Truss metamaterials have been studied extensively for their remarkable properties, such as negative Poisson’s ratio, negative thermal expansion, high strength-to-weight ratio, and tunable wave propagation. However, designing truss metamaterials is not an easy task, as it involves exploring a vast and discrete design space and finding a suitable parameterization for various truss structures.
Generalizable Parameterization: Unraveling the Potential of Truss Metamaterials
To address these challenges, we drew our inspiration from graphs that have been widely used in molecular chemistry by representing trusses as sets of nodes interconnected by solid beams, forming the nodes and edges of the graph, respectively. This representation allows for dynamic insertion and removal of nodes and connections, resulting in a vast dataset comprising diverse truss lattices, ranging from well-known topologies to unconventional designs.
The effective mechanical properties, computed through finite element homogenization, reveal a wide spectrum of Young’s moduli and shear moduli. By integrating graph-based representation with stochastic perturbation in structural and geometrical features, we have achieved unparalleled design flexibility while ensuring periodic tilability, substantially expanding the mechanical property design space.
Unified and Continuous Latent Space: A Gateway to Rapid Innovation
In the intricate realm of truss metamaterial design, the challenge lies in navigating a discrete and discontinuous design space. Truss lattices, each unique with varying node numbers and degrees of freedom, pose a formidable complexity.
The foundation of our approach rested on a Variational Autoencoder (VAE) comprising two neural networks: an encoder and a decoder. The encoder learns to map from high-dimensional, discrete graph representations into compact, low-dimensional vectors. These latent vectors, representing truss structures, enabled an efficient exploration of the design space, transcending the rigid boundaries of traditional truss lattice formulations.
Furthermore, the latent space's association with specific mechanical properties through a neural network surrogate model revolutionized property predictions. By linking the latent vectors to the homogenized effective stiffness, similar structures clustered together in the continuous, smooth latent space, allowing for seamless transitions between distant designs.
One of the key highlights of the constructed continuous and smooth latent space is that it empowers designers to swiftly generate novel truss designs through simple yet powerful operations within this latent space.
Sampling in the latent space allows for the random generation of truss configurations. Each point represents a unique truss structure, offering a diverse array of design possibilities. Traversing the latent space involves moving systematically from one point to another, enabling engineers to explore gradual transitions between designs. Interpolating between structures allows for the seamless blending of different designs, leading to innovative designs that inherit the features of their parent designs.

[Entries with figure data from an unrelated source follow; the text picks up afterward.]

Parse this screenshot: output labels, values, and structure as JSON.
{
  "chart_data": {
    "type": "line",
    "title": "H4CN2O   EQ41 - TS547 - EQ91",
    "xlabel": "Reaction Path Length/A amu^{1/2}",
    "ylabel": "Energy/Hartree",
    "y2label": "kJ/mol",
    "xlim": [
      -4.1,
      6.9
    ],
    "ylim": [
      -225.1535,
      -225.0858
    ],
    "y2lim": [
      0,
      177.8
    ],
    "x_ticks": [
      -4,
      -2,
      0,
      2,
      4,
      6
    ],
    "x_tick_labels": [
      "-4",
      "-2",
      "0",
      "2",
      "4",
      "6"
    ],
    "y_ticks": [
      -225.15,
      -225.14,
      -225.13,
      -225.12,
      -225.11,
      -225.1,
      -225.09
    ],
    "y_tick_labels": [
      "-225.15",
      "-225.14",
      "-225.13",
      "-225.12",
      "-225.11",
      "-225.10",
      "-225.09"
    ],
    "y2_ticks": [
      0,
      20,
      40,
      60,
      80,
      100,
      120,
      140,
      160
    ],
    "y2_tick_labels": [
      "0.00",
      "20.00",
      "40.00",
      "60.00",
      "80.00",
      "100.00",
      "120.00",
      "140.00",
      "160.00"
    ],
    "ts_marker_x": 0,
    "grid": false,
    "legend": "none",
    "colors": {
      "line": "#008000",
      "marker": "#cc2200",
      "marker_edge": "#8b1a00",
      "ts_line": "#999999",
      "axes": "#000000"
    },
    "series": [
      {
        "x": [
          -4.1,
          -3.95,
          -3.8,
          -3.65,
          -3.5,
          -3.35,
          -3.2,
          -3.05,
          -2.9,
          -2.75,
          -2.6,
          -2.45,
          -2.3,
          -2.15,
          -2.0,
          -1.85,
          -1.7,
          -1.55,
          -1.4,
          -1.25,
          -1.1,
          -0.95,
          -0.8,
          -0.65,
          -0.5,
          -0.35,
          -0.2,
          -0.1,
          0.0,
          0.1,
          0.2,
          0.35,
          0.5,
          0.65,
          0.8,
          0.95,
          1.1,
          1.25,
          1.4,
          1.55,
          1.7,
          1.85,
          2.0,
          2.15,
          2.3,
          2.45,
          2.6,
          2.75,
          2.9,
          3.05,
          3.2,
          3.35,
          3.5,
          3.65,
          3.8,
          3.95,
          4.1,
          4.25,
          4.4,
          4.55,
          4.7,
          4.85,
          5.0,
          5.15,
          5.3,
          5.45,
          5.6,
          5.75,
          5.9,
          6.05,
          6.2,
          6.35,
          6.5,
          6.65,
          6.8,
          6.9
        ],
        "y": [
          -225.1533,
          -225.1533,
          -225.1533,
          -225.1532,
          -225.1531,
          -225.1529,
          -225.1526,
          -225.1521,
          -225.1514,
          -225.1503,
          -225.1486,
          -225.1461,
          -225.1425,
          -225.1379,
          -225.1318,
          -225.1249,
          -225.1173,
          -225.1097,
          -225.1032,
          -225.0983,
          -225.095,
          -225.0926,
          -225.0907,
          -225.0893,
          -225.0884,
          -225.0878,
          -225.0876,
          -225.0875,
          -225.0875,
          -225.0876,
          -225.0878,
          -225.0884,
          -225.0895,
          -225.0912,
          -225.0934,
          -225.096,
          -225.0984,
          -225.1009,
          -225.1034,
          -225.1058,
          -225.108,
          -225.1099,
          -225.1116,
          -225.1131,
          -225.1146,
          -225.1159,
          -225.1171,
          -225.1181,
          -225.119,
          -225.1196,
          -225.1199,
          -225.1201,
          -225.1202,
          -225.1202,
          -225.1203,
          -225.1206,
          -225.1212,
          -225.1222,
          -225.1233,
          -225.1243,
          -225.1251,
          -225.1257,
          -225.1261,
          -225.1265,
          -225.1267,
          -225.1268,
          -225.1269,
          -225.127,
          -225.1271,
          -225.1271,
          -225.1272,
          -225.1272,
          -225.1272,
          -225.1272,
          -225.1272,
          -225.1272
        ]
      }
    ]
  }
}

Predicting the Unpredictable: Towards Extreme Properties Beyond Boundaries
The continuous, low-dimensional latent space serves as a robust representation, capturing the intricate relationships between structural features. Unlike simplistic memorization of training data, this constructed latent representation understands the underlying physics, enabling precise tailoring of truss behaviors by gradient-based optimization. This not only facilitates achieving desired properties but also enables extrapolation beyond the training data, broadening the scope of potential solutions.
We have showcased the model’s ability to generate manufacturable and counter-intuitive truss designs that exhibit exceptionally stiff, auxetic, and pentamode-like behaviors, surpassing the boundaries of the training domain. Crucially, the framework's applicability extends beyond linear mechanical responses. By delving into the realm of nonlinear mechanical metamaterials, the model demonstrates its efficiency in the inverse design of truss metamaterials with target nonlinear stress-strain responses. Remarkably, the model explores diverse truss designs even beyond the observed behaviors in the training dataset, underlining its potential for innovation and discovery in uncharted territories of metamaterial design.
In summary, we have constructed a unified and continuous latent space that transcends the limitations of conventional design methodologies. The integration of gradient-based optimization offers a comprehensive solution to the complex challenge of truss metamaterial design. The generative modeling framework, which provides interpretability, versatility, and extrapolation capabilities, not only pushes the boundaries of what is achievable but also paves the way to uncover a broad range of novel materials and structures, opening new horizons for the field of metamaterial design.